Но пап Виктор уже перешел к лирике.

— Вы ангел...

— Ну... хорошо... Поговорим, однако, о чем-нибудь другом. Так вы не любите Ель—ского?

— Минуту тому назад я возненавидел его.

— Ах, как вы капризны! Вы заслуживаете, чтоб вас побили. Перестаньте дуться и назовите своего любимого поэта.

— Совинский... —  мрачно пробормотал Виктор.

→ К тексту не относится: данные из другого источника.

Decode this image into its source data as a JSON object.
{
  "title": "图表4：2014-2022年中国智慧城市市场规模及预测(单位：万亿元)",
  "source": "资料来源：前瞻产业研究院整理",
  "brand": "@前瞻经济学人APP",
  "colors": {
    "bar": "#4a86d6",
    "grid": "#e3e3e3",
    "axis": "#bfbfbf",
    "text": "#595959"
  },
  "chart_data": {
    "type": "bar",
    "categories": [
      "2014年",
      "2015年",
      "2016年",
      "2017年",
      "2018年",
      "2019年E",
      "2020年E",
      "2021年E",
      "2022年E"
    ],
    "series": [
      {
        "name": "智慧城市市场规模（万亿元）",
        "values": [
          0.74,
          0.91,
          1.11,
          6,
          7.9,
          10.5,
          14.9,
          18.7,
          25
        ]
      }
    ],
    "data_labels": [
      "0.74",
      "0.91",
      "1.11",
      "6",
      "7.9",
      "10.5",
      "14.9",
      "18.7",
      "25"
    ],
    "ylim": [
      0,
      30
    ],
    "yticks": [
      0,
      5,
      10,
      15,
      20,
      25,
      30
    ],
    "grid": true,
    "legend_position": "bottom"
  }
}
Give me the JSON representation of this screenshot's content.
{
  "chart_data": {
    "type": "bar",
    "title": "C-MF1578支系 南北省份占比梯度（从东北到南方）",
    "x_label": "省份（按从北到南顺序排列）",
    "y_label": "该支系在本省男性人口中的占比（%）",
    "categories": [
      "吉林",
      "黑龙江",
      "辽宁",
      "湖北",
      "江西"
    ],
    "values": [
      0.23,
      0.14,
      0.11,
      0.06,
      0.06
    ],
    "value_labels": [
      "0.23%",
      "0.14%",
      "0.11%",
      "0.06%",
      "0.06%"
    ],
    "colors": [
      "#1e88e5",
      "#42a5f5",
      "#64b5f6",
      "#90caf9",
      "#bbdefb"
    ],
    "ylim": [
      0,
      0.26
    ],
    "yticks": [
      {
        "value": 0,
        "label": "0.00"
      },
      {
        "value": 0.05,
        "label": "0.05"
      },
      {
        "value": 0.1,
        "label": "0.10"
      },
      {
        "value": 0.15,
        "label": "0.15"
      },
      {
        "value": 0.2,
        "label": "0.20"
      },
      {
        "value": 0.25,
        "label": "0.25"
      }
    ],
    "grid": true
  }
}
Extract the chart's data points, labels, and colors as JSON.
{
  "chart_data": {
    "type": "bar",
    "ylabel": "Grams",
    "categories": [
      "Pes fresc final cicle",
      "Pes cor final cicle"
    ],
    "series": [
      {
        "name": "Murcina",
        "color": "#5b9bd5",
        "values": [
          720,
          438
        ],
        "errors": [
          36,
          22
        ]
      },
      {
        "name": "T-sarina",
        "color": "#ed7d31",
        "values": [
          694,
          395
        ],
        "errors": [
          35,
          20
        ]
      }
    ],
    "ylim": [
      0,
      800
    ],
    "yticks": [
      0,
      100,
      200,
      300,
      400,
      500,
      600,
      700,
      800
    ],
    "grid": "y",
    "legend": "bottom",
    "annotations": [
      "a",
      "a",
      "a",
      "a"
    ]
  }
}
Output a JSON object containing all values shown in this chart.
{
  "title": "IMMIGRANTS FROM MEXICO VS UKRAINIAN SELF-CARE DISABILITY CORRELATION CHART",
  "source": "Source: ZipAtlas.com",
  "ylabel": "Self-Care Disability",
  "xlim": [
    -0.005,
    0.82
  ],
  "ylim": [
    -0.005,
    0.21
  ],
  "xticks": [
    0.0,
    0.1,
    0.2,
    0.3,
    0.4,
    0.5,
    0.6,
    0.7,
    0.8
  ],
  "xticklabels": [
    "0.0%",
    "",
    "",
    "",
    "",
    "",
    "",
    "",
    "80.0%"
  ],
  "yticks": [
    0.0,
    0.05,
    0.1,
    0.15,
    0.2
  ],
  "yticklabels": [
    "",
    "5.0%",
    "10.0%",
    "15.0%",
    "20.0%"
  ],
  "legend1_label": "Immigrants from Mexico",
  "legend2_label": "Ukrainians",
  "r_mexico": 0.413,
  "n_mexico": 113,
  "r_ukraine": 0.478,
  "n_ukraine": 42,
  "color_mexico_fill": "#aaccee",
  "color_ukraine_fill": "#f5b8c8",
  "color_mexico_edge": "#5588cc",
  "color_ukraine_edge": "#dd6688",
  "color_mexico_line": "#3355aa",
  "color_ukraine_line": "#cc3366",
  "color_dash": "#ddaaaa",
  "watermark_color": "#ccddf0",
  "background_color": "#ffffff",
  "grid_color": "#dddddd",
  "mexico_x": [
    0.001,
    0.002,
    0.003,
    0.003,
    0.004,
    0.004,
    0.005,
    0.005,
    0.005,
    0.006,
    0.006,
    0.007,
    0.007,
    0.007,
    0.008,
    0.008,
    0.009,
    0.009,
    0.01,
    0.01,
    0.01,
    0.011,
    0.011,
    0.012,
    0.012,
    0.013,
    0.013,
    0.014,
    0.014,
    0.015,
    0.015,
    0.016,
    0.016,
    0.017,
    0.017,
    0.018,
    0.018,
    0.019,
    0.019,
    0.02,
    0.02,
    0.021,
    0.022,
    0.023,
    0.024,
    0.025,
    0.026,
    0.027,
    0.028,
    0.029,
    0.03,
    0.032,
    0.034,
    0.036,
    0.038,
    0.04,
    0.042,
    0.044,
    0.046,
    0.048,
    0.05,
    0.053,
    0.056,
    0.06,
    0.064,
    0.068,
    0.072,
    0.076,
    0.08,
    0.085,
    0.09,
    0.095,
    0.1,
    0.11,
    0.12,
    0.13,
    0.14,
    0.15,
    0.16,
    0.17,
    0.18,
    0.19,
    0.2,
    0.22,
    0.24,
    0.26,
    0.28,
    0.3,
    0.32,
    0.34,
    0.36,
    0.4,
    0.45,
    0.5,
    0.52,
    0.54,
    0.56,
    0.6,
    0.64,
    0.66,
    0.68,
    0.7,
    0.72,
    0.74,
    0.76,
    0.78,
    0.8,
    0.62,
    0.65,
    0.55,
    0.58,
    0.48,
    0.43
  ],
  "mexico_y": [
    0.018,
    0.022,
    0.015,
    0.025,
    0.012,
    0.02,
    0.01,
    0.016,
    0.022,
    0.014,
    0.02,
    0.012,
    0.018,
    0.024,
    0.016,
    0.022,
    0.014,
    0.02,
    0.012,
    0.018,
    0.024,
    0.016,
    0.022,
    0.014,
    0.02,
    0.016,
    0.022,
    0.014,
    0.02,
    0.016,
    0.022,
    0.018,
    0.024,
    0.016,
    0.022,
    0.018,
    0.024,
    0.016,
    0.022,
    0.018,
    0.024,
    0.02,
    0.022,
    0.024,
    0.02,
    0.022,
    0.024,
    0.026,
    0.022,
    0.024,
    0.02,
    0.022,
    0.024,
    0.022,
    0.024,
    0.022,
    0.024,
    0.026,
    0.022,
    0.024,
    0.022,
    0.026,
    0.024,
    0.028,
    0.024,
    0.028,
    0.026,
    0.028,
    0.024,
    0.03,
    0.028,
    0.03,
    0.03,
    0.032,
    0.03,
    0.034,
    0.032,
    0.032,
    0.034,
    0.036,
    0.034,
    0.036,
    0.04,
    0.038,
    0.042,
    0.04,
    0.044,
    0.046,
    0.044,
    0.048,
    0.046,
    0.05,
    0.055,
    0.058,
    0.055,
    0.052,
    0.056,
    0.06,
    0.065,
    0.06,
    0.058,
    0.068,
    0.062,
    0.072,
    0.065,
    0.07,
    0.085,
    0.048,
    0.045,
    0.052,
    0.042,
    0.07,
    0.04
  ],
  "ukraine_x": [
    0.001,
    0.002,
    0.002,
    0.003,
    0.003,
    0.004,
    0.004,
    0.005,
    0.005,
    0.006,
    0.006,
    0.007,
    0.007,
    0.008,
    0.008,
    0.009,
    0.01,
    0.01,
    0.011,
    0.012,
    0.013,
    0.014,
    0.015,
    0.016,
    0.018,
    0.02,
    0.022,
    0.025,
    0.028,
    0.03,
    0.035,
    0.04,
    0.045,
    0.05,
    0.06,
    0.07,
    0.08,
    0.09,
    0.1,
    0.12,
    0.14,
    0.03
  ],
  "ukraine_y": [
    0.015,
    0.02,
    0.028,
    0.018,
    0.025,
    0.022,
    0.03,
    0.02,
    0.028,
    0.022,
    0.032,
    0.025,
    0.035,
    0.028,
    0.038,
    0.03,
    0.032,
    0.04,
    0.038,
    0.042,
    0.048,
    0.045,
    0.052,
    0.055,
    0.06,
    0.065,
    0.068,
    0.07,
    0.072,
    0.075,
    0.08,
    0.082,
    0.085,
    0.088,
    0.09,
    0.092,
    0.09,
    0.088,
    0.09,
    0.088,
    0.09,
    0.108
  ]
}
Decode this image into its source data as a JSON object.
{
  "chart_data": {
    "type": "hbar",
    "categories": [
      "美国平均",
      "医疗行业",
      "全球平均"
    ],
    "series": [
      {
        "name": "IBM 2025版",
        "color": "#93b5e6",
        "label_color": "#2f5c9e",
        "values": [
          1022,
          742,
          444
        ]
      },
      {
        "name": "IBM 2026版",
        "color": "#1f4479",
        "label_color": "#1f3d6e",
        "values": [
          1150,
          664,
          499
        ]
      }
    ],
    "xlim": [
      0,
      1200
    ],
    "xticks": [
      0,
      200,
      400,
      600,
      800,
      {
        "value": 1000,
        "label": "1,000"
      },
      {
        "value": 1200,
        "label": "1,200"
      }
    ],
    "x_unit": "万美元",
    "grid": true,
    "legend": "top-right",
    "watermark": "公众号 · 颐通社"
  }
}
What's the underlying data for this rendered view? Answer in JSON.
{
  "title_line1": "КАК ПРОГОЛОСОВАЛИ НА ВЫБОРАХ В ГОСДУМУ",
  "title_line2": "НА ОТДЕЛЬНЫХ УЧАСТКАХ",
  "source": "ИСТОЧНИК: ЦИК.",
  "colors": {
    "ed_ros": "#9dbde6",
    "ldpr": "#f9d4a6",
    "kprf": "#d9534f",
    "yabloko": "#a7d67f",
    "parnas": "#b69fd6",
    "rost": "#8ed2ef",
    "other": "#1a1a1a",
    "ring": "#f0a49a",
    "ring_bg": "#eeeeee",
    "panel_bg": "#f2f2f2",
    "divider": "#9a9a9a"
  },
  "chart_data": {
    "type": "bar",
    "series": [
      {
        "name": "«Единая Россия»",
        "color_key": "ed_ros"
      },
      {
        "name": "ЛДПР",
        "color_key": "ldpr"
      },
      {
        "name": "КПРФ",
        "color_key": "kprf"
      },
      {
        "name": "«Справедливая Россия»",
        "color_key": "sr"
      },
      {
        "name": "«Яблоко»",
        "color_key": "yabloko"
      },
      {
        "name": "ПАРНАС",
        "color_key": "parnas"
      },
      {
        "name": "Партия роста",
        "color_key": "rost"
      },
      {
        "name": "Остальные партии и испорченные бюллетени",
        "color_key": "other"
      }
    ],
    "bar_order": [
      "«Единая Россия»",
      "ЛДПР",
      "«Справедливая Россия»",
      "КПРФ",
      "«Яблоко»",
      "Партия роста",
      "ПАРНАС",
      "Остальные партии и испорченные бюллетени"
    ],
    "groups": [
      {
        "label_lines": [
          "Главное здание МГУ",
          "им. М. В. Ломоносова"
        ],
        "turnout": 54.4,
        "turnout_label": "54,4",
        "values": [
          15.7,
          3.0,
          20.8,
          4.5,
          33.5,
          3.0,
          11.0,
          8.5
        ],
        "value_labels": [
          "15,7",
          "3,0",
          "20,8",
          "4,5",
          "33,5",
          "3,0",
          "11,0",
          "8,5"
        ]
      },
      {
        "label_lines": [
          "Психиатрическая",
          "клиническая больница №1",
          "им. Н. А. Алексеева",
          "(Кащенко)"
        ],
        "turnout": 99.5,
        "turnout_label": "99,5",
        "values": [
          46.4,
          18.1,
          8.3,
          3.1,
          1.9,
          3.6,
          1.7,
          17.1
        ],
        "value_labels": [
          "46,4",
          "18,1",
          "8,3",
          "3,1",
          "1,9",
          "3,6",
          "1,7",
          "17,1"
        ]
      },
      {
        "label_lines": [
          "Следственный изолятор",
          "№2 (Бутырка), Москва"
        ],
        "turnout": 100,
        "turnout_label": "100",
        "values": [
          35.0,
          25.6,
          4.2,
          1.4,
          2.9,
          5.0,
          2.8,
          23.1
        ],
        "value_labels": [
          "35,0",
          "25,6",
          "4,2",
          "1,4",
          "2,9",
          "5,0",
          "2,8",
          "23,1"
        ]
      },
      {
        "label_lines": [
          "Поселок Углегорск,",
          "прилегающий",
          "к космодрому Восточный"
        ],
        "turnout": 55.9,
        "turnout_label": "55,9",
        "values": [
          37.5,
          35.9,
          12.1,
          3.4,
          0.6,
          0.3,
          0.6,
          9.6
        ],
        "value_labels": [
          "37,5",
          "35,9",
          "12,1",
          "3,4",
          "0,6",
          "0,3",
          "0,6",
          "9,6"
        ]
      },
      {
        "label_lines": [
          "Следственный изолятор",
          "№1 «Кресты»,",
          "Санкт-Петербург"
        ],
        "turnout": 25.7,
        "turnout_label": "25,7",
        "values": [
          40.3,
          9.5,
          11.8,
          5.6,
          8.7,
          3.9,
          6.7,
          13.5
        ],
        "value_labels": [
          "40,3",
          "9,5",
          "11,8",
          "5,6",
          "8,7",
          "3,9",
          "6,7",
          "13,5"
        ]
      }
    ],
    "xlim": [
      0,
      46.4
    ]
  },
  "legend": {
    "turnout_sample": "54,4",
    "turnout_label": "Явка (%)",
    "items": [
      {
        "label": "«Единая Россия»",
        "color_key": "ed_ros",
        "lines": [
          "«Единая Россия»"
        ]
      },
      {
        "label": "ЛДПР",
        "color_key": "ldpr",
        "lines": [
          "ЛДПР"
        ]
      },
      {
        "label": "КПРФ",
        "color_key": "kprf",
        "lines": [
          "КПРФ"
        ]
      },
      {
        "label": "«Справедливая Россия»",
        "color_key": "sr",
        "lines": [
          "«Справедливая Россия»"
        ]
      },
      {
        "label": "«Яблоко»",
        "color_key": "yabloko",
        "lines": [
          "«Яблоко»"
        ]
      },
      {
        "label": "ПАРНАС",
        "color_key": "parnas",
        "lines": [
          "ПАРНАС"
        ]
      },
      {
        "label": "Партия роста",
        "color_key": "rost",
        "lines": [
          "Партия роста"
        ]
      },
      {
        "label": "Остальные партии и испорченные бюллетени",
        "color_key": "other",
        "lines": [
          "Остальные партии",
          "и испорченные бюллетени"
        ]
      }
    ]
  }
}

— А я попросту его боюсь. Ирония, кровь, пожары... дикие вспышки, бр-р!

— Такие вещи меня ничуть не пугают.

Сказав это, он посмотрел так грозно, что собака, выбежавшая из какой-то избы, поджала хвост и в ужасе попятилась назад.

Незаметно подошли они к дому, в окне которого мелькнули козлиная бородка, вздернутый нос и ярко-зеленый галстук, затем остановились перед хорошеньким домиком, увитым диким виноградом, с окнами, выходящими на пруд.

— Смотрите, какой хорошенький домик! Это единственное поэтическое место во всей Бараньей Голове.

— Что это за дом?

— Раньше тут был приют. Здесь учились читать крестьянские дети, когда их родители работали в поле. Папа специально для этого велел выстроить этот дом.

— А теперь что в нем?

— А теперь в нем стоят бочки с водкой. Понимаете, времена изменились. Теперь мы с нашими крестьянами только соседи. Мы стараемся ничего общего с ними не иметь.